What should be the solution for it?

  • Land fragmentation: Long-term leasing of farmland without withdrawing the land ownership can be implemented. This is in line with Niti Aayog’s Model Land Leasing Acte., no change in ownership, no tenancy rights, and the land reverts back to the owner on the expiry of the lease.
  • Long-term leasing can also facilitate the entry of the private sector into agriculture. The private sector can bring in crop diversification, the introduction of high-value crops, mechanization, new farming techniques and technologies, investment in post-harvest management and processing, and more employment opportunities.
  • Increase Input cost: The government policies should encourage integrated pest management that combines, biological, chemical, mechanical and physical means to combat pests with a target to eliminate/considerably reduce the need for pesticides.
  • The local fertilizer industry requires support and the timely delivery of subsidies would improve their capital needs, allowing them to manage costs through internal sources instead of external loans.
  • State seed policies should encourage contract farming, identification of new genotypes for treating pest and disease syndromes, as well as adverse weather conditions. Precision farming techniques such as Systematic Rice Intensification (SRI) can help increase seed production in this respect.
  • Via institutional credit:
  • Ensure that institutional financing is available and accessible.
  • Village-wise lists of deeply indebted farmers must be prepared annually to identify farmers on the path to potential suicide.
  • NABARD, along with local administration, should come up with local policy interventions and also devise timely loan restructuring initiatives, insurance claim settlements, and better counselling.
  • Nationalised banks need to change their way of functioning in order to expand rural outreach.
  • Creating other job opportunities: The focus has to be shifted from farm income to farmers’ income i.e., boosting farmers’ earnings through expansion of job opportunities in and around rural areas.
  • Promoting the lucrative allied activities of agriculture such as horticulture and floriculture also helps boost farm incomes.
  • GobardhanYojana can be implemented all over the country.

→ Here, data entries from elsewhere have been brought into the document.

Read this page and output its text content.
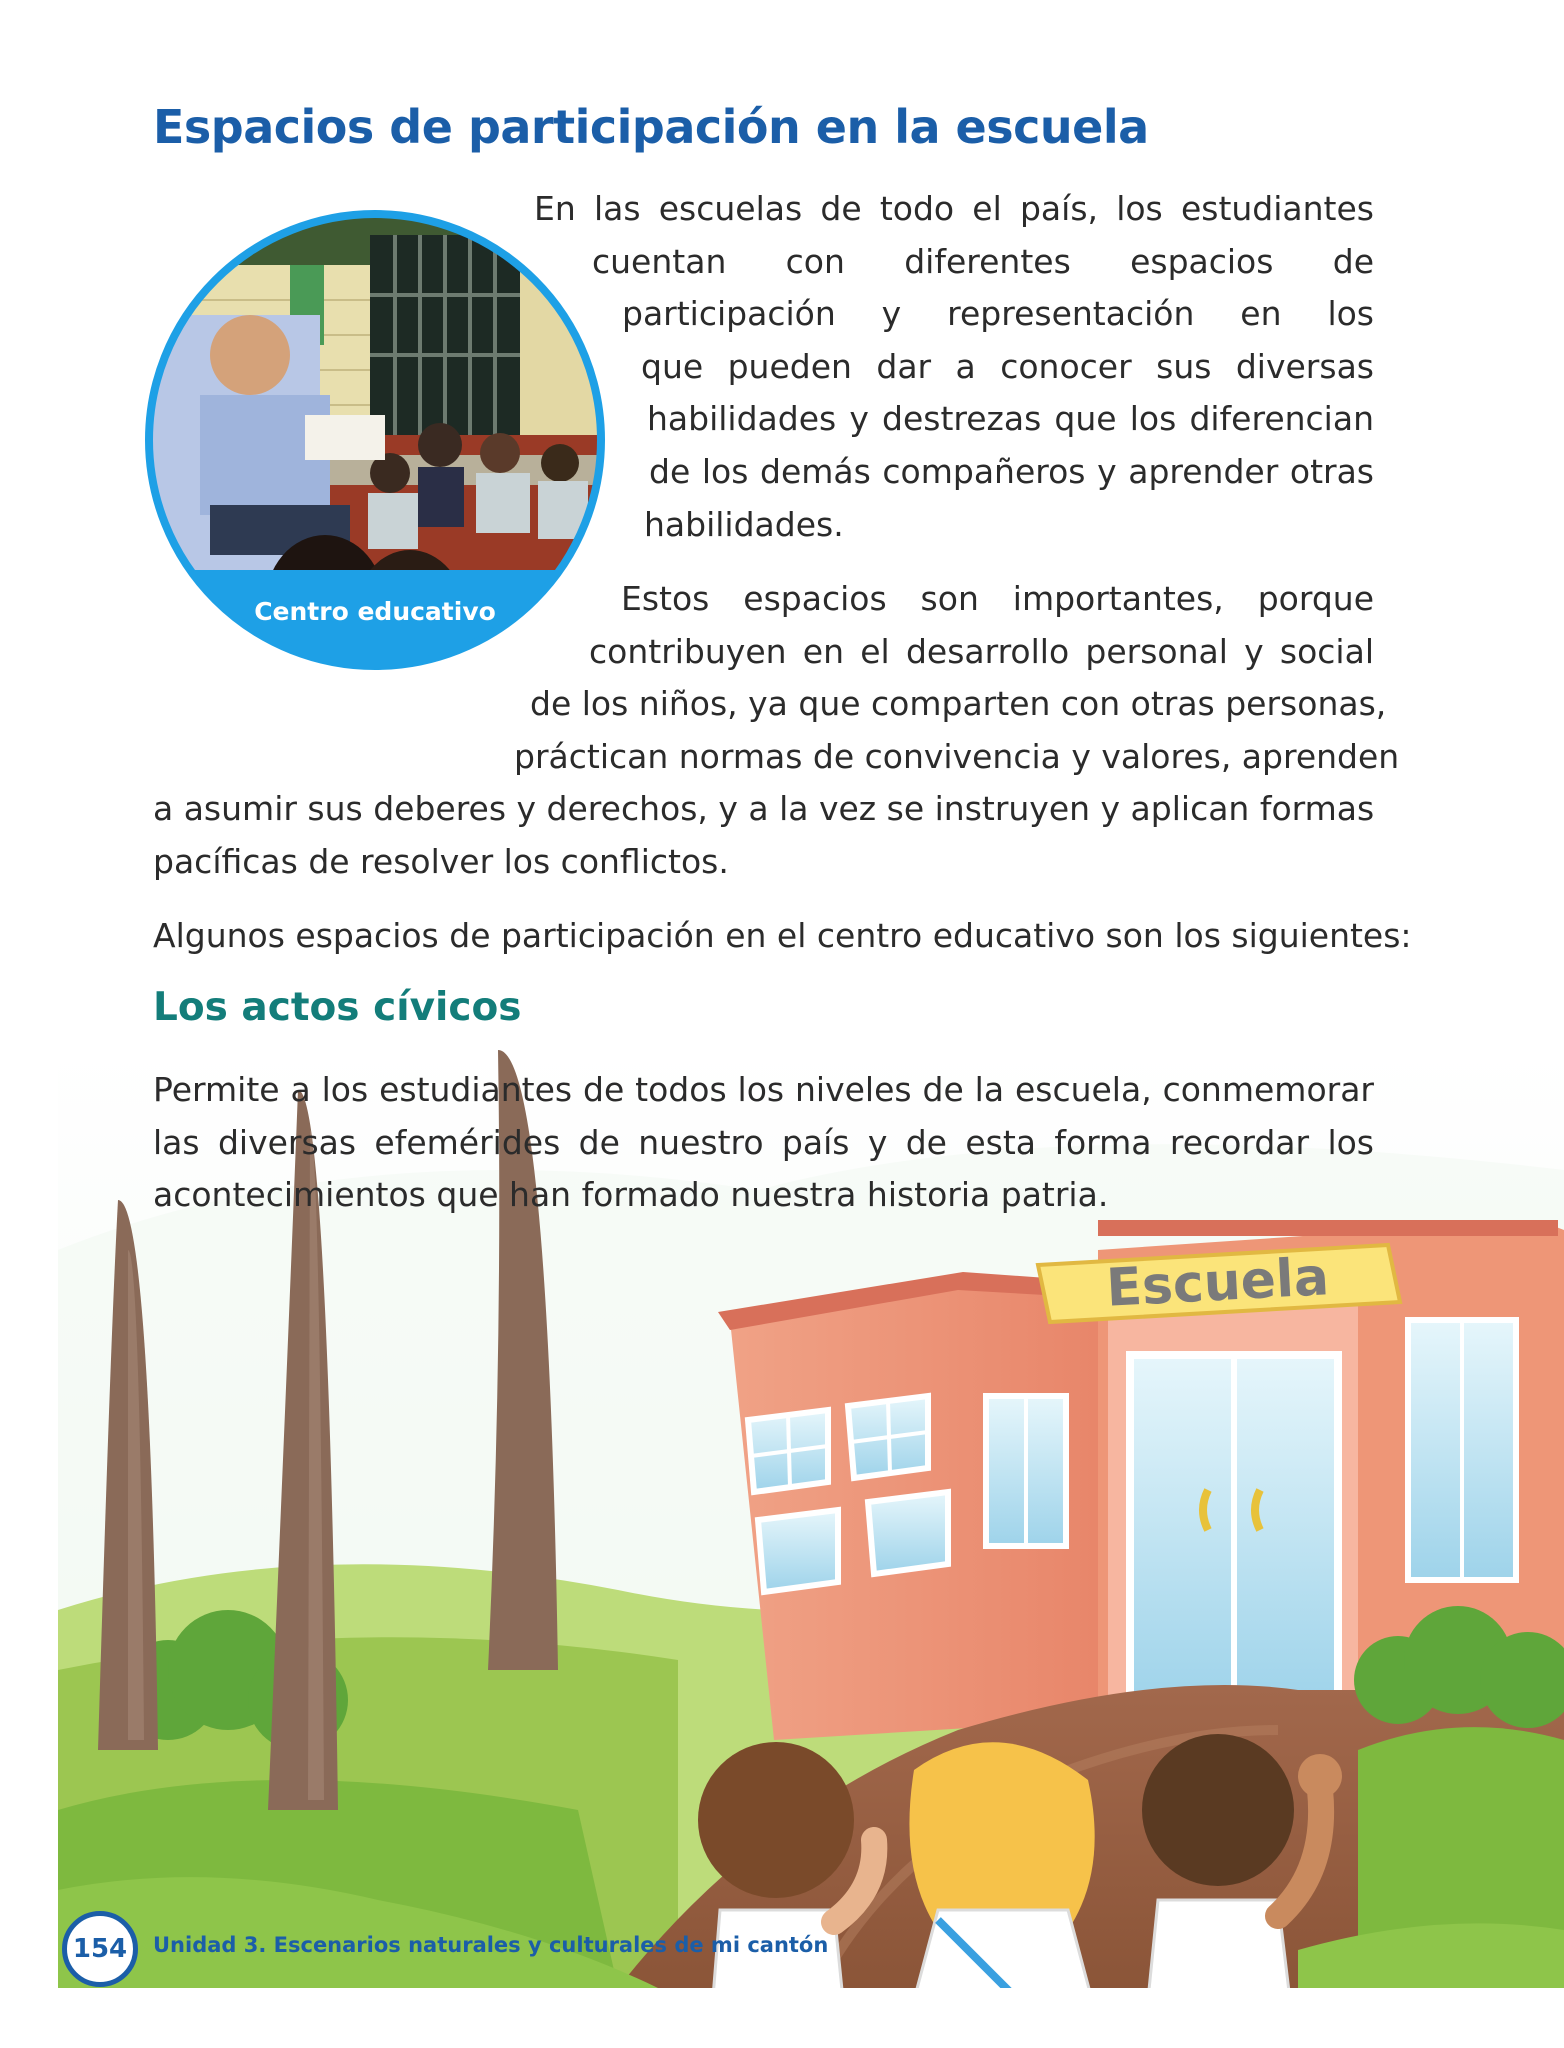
Espacios de participación en la escuela
Centro educativo
En las escuelas de todo el país, los estudiantes
cuentan con diferentes espacios de
participación y representación en los
que pueden dar a conocer sus diversas
habilidades y destrezas que los diferencian
de los demás compañeros y aprender otras
habilidades.
Estos espacios son importantes, porque
contribuyen en el desarrollo personal y social
de los niños, ya que comparten con otras personas,
práctican normas de convivencia y valores, aprenden
a asumir sus deberes y derechos, y a la vez se instruyen y aplican formas
pacíficas de resolver los conflictos.

Algunos espacios de participación en el centro educativo son los siguientes:

Los actos cívicos
Escuela
Permite a los estudiantes de todos los niveles de la escuela, conmemorar
las diversas efemérides de nuestro país y de esta forma recordar los
acontecimientos que han formado nuestra historia patria.
154 Unidad 3. Escenarios naturales y culturales de mi cantón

It aims at keeping the villages clean and also generate energy while improving the income of farmers and cattle herders.

conclusion

The need of the hour is to make a comprehensive plan for identifying the distressed beneficiaries and integrating the governmental and financial institutional initiatives for the betterment of Agricultural situation in India.

Practice Question

Q1. What is the purpose of Farmer Distress Index? Do you think it can help in plugging support package loopholes and rationalise subsidies to farmers? Substantiate your answer.

Q2. “The agriculture sector is critical for India from a consistent growth and food security perspective”. Discuss the measures needed to revitalise the agricultural sector.